Shepherd, 71, has long retired from NASA and lives in Virginia Beach, Virginia. Krikalev, 62, and Gidzenko, 58, have risen in the Russian space. Both took part in the mid-October launch of the 64 crew.
The first thing the three did when they arrived at the dark space station on November 2, 2000, was to turn on the lights, which Krikalev recalled was “very memorable”. They then boil water for hot drinks and activate the lone toilet.
“Now we can live,” recalled Gidzenko of Shepherd’s quote. “We have lights, we have hot water and we have toilets.”
The crew calls their new home Alpha, but the name doesn’t stick.
Despite pioneering the path, all three have had no intimate calls during the nearly five months there, Shepherd said, and so far the station has performed relatively well.
NASA’s primary concern today is the growing threat from space junk. This year, the orbital lab had to dodge debris three times.
As for the station’s amenities, astronauts now have nearly constant communication with flight controllers and even internet telephones for personal use. The first crew member had sporadic radio communications with the ground; Contact power outages can last for hours.
While the three astronauts get along, sometimes tensions flare up between them and the two Mission Control Agencies, in Houston and the outskirts of Moscow. Shepherd was so upset with “contradictory operations orders” that he insisted they come up with a single plan.
“I must say, it was my happiest day in space,” he said during the discussion.
With the first piece launched in 1998, the International Space Station is already 22 years in orbit. NASA and its partners contend that it easily has many years left right 260 miles (400 kilometers) up.
The Mir Station – home to Krikalev and Gidzenko in the late 1980s and 1990s – operated for 15 years before being guided to a fiery rebellion over the Pacific in 2001. Previous Russian and Skylab stations America’s 1970s have a much shorter lifespan, as do China’s. Orbital outpost more recently.
These days, astronauts spend most of their six months keeping the space station up and running and doing scientific experiments. Some even spent almost a year on a single flight, serving as healing guinea pigs. In contrast, Shepherd and his crew barely had time for a handful of experiments.

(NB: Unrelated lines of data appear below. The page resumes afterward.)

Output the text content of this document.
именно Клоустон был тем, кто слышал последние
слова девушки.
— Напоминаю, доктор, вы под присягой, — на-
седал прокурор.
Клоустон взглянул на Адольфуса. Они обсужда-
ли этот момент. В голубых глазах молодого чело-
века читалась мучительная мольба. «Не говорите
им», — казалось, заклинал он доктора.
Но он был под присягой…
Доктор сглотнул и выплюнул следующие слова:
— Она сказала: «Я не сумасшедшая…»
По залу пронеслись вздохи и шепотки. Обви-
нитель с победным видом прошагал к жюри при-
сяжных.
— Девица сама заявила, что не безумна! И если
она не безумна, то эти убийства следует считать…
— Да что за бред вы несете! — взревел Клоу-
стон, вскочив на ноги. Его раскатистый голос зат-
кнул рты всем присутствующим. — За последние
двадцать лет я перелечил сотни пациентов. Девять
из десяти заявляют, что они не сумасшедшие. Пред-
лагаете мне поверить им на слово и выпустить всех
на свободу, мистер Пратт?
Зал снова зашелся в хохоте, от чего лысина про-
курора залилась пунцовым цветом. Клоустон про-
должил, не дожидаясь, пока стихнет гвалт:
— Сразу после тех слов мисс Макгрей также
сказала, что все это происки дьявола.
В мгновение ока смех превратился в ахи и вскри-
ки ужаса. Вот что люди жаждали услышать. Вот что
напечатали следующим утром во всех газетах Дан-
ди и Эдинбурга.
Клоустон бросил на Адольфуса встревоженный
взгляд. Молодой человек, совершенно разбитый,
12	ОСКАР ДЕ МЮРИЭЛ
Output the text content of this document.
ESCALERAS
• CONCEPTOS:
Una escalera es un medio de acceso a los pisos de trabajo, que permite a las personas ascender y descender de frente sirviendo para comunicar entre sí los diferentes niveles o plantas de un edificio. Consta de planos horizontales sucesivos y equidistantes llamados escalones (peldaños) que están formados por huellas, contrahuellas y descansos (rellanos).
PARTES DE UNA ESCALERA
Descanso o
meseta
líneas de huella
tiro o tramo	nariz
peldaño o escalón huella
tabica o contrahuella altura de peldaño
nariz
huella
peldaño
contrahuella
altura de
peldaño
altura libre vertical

The first few weeks were so busy – “just work and work and work,” according to Gidzenko – that they didn’t shave for days. It took a while to find the razor.
Even back then, the crew’s favorite pastime was looking down at Earth. It takes only 90 minutes for the station to cycle around the world, allowing astronauts to immerse themselves in 16 astonishing sunrises and 16 sunsets each day.

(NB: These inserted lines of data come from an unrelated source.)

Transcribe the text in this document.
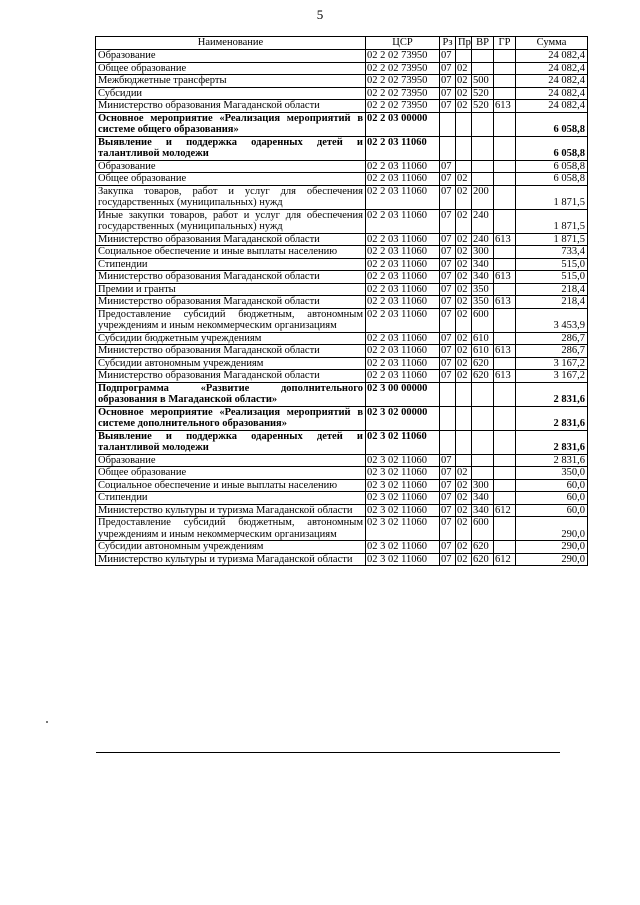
5
Наименование	ЦСР	Рз	Пр	ВР	ГР	Сумма
Образование	02 2 02 73950	07				24 082,4
Общее образование	02 2 02 73950	07	02			24 082,4
Межбюджетные трансферты	02 2 02 73950	07	02	500		24 082,4
Субсидии	02 2 02 73950	07	02	520		24 082,4
Министерство образования Магаданской области	02 2 02 73950	07	02	520	613	24 082,4
Основное мероприятие «Реализация мероприятий в системе общего образования»	02 2 03 00000					6 058,8
Выявление и поддержка одаренных детей и талантливой молодежи	02 2 03 11060					6 058,8
Образование	02 2 03 11060	07				6 058,8
Общее образование	02 2 03 11060	07	02			6 058,8
Закупка товаров, работ и услуг для обеспечения государственных (муниципальных) нужд	02 2 03 11060	07	02	200		1 871,5
Иные закупки товаров, работ и услуг для обеспечения государственных (муниципальных) нужд	02 2 03 11060	07	02	240		1 871,5
Министерство образования Магаданской области	02 2 03 11060	07	02	240	613	1 871,5
Социальное обеспечение и иные выплаты населению	02 2 03 11060	07	02	300		733,4
Стипендии	02 2 03 11060	07	02	340		515,0
Министерство образования Магаданской области	02 2 03 11060	07	02	340	613	515,0
Премии и гранты	02 2 03 11060	07	02	350		218,4
Министерство образования Магаданской области	02 2 03 11060	07	02	350	613	218,4
Предоставление субсидий бюджетным, автономным учреждениям и иным некоммерческим организациям	02 2 03 11060	07	02	600		3 453,9
Субсидии бюджетным учреждениям	02 2 03 11060	07	02	610		286,7
Министерство образования Магаданской области	02 2 03 11060	07	02	610	613	286,7
Субсидии автономным учреждениям	02 2 03 11060	07	02	620		3 167,2
Министерство образования Магаданской области	02 2 03 11060	07	02	620	613	3 167,2
Подпрограмма «Развитие дополнительного образования в Магаданской области»	02 3 00 00000					2 831,6
Основное мероприятие «Реализация мероприятий в системе дополнительного образования»	02 3 02 00000					2 831,6
Выявление и поддержка одаренных детей и талантливой молодежи	02 3 02 11060					2 831,6
Образование	02 3 02 11060	07				2 831,6
Общее образование	02 3 02 11060	07	02			350,0
Социальное обеспечение и иные выплаты населению	02 3 02 11060	07	02	300		60,0
Стипендии	02 3 02 11060	07	02	340		60,0
Министерство культуры и туризма Магаданской области	02 3 02 11060	07	02	340	612	60,0
Предоставление субсидий бюджетным, автономным учреждениям и иным некоммерческим организациям	02 3 02 11060	07	02	600		290,0
Субсидии автономным учреждениям	02 3 02 11060	07	02	620		290,0
Министерство культуры и туризма Магаданской области	02 3 02 11060	07	02	620	612	290,0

The current residents – one American and two Russians, like the original crew – plan to celebrate Monday’s milestone by sharing a special dinner, enjoying a view of the Earth and Tribute to all the crew that came before them, especially the first ones.
But it won’t be a day off: “Maybe we will celebrate this day by working hard,” Sergei Kud-Sverchkov said Friday from orbit.

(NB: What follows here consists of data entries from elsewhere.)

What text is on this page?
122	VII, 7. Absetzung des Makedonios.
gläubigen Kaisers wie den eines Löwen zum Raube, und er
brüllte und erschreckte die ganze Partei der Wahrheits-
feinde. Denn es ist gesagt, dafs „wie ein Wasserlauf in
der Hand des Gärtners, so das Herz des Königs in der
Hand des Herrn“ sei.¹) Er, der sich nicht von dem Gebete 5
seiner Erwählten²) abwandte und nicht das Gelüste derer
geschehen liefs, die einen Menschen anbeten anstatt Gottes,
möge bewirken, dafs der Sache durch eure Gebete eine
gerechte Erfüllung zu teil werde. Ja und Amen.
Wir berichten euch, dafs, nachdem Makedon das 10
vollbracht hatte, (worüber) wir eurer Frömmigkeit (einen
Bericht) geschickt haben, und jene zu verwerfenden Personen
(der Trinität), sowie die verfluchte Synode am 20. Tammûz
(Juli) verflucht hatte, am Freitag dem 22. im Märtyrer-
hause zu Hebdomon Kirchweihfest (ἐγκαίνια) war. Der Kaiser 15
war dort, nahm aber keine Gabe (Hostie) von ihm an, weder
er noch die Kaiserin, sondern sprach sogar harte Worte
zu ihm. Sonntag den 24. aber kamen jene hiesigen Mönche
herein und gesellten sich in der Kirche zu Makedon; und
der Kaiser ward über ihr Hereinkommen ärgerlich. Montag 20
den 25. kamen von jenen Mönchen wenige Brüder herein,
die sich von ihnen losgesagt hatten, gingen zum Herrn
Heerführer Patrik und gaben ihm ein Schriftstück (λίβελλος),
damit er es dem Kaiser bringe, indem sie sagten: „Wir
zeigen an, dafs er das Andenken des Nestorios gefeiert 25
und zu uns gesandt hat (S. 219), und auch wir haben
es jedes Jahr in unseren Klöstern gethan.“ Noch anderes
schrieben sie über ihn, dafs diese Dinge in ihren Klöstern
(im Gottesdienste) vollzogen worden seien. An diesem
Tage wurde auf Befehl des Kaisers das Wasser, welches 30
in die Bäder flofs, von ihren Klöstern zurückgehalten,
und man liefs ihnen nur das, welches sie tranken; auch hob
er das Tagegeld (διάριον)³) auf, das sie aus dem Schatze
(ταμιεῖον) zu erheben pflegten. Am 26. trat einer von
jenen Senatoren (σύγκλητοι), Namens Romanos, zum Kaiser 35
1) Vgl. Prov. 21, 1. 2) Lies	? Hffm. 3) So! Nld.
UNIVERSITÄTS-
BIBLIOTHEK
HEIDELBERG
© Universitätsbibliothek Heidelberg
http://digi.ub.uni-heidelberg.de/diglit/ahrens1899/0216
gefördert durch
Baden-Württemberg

According to Shepherd, one of the best results of 20 years of continuous space life is the diversity of astronauts.
While the men still led the group, many crew members included women. Two US women served as captain of the space station. The commanders are usually Americans or Russians, but may also come from Belgium, Germany, Italy, Canada and Japan. While African-Americans have made short visits to the space station, the first Black residents will arrive in mid-November on the second SpaceX space flight.
Shepherd says that big commitments like human travels to Mars could benefit from the experience and international cooperation of the past two decades.
“If you look at today’s space station program, that is the blueprint of how to do it. All the questions about how this should be organized and how it will look, the big questions have been behind us, ”he told the AP.
Russia, for example, kept station crews to and from NASA’s Columbia disaster in 2003 and after the shuttles ceased operations in 2011.
When Shepherd and his teammates returned to Earth aboard the Discovery shuttle after nearly five months, his primary goal was accomplished.
“Our crew has shown that we can work together,” he said.